Britney Spears, sotto tutela dal 2008, ha affermato di essere stata sottoposta a numerose valutazioni psichiatriche e sotto cura con farmaci e di essere stata traumatizzata da suo padre a causa del suo costante controllo. Ha detto alla corte che non ha parlato prima pubblicamente perché sentiva che nessuno le avrebbe creduto.

“Non torno in tribunale da molto tempo perché non mi sento ascoltata a nessun livello”

Nei dettagli, la cantante ha raccontato il senso di frustrazione, l’incapacità di andare avanti con i propri desideri, come prendersi una pausa dal lavoro, sposarsi o avere più figli. La Spears ha affermato di voler poter avere un altro bambino, ma i suoi conservatori non lo avrebbero permesso.

Ho mentito e ho detto al mondo intero che sto bene, sono felice… Sono stata scioccata. Sono traumatizzata. Sai, fingi finché non ce la fai. Ma ora ti dico la verità. OK, non sono felice. Non riesco a dormire.”

Britney Spears ha affermato che suo padre l’ha punita per non aver soddisfatto i suoi desideri e si è sentita “schiava” delle sue richieste. Ha portato un esempio, su quanto accaduto in passato. Ha spiegato che una volta ha tentato di rifiutare una residenza a Las Vegas, e in pochi giorni, le è stato detto dal suo terapeuta che “non stava collaborando” alle sue prove e non stava assumendo i suoi farmaci. Ha detto al giudice che il terapeuta le ha subito dato il litio, il che l’ha fatta sentire come se fosse “ubriaca” e spaventata.

Ha spiegato al giudice che vuole accettare il piano medico più adatto per lei e di scegliere il suo avvocato.

“Vorrei poter stare al telefono con te per sempre… Mi sento in trappola, mi sento vittima di bullismo e mi sento esclusa e sola. Sono stanca di sentirmi sola”

I dettagli emersi sono inquietanti.

Ha affermato che il suo precedente terapeuta ha abusato del suo potere, che la sua gestione l’ha costretta a esibirsi per anni senza interruzioni e che è stata costretta da suo padre in una struttura di cura che costava 60.000 dollari al mese:

“Non ho fatto nulla al mondo per meritare questo trattamento. Non è giusto costringermi a fare qualcosa che non voglio fare”
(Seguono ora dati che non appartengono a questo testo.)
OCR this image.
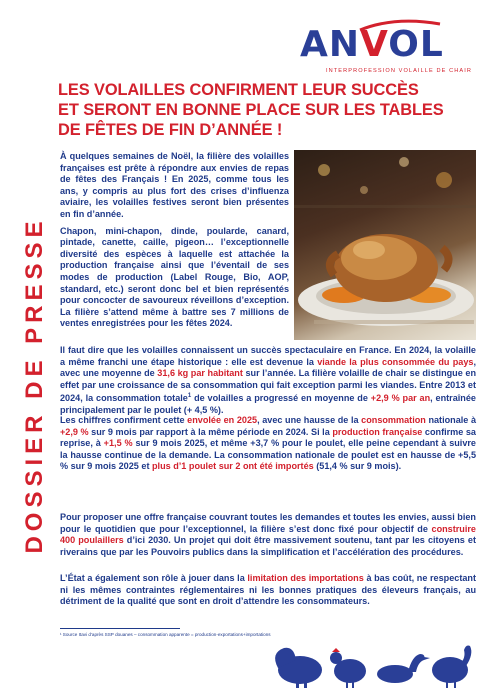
ANVOL
INTERPROFESSION VOLAILLE DE CHAIR
DOSSIER DE PRESSE
LES VOLAILLES CONFIRMENT LEUR SUCCÈS
ET SERONT EN BONNE PLACE SUR LES TABLES
DE FÊTES DE FIN D’ANNÉE !

À quelques semaines de Noël, la filière des volailles françaises est prête à répondre aux envies de repas de fêtes des Français ! En 2025, comme tous les ans, y compris au plus fort des crises d’influenza aviaire, les volailles festives seront bien présentes en fin d’année.

Chapon, mini-chapon, dinde, poularde, canard, pintade, canette, caille, pigeon… l’exceptionnelle diversité des espèces à laquelle est attachée la production française ainsi que l’éventail de ses modes de production (Label Rouge, Bio, AOP, standard, etc.) seront donc bel et bien représentés pour concocter de savoureux réveillons d’exception. La filière s’attend même à battre ses 7 millions de ventes enregistrées pour les fêtes 2024.

Il faut dire que les volailles connaissent un succès spectaculaire en France. En 2024, la volaille a même franchi une étape historique : elle est devenue la viande la plus consommée du pays, avec une moyenne de 31,6 kg par habitant sur l’année. La filière volaille de chair se distingue en effet par une croissance de sa consommation qui fait exception parmi les viandes. Entre 2013 et 2024, la consommation totale$^1$ de volailles a progressé en moyenne de +2,9 % par an, entraînée principalement par le poulet (+ 4,5 %).
Les chiffres confirment cette envolée en 2025, avec une hausse de la consommation nationale à +2,9 % sur 9 mois par rapport à la même période en 2024. Si la production française confirme sa reprise, à +1,5 % sur 9 mois 2025, et même +3,7 % pour le poulet, elle peine cependant à suivre la hausse continue de la demande. La consommation nationale de poulet est en hausse de +5,5 % sur 9 mois 2025 et plus d’1 poulet sur 2 ont été importés (51,4 % sur 9 mois).
Pour proposer une offre française couvrant toutes les demandes et toutes les envies, aussi bien pour le quotidien que pour l’exceptionnel, la filière s’est donc fixé pour objectif de construire 400 poulaillers d’ici 2030. Un projet qui doit être massivement soutenu, tant par les citoyens et riverains que par les Pouvoirs publics dans la simplification et l’accélération des procédures.
L’État a également son rôle à jouer dans la limitation des importations à bas coût, ne respectant ni les mêmes contraintes réglementaires ni les bonnes pratiques des éleveurs français, au détriment de la qualité que sont en droit d’attendre les consommateurs.
¹ Source Itavi d’après SSP douanes – consommation apparente = production-exportations+importations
Durante la testimonianza, però, il giudice ha annunciato che qualcuno aveva violato le regole del tribunale, che vietano agli ascoltatori di registrare, trasmettere o twittare in diretta l’udienza. Ma prima che il pubblico venisse cacciato, l’avvocato del padre della Spears ha rilasciato una breve dichiarazione.

“Il signor Spears è dispiaciuto di vedere sua figlia soffrire e soffrire così tanto. Il signor Spears ama molto sua figlia e sua sorella”

Al momento non c’è stata alcuna petizione formale per porre fine alla tutela, presentata alla corte mercoledì.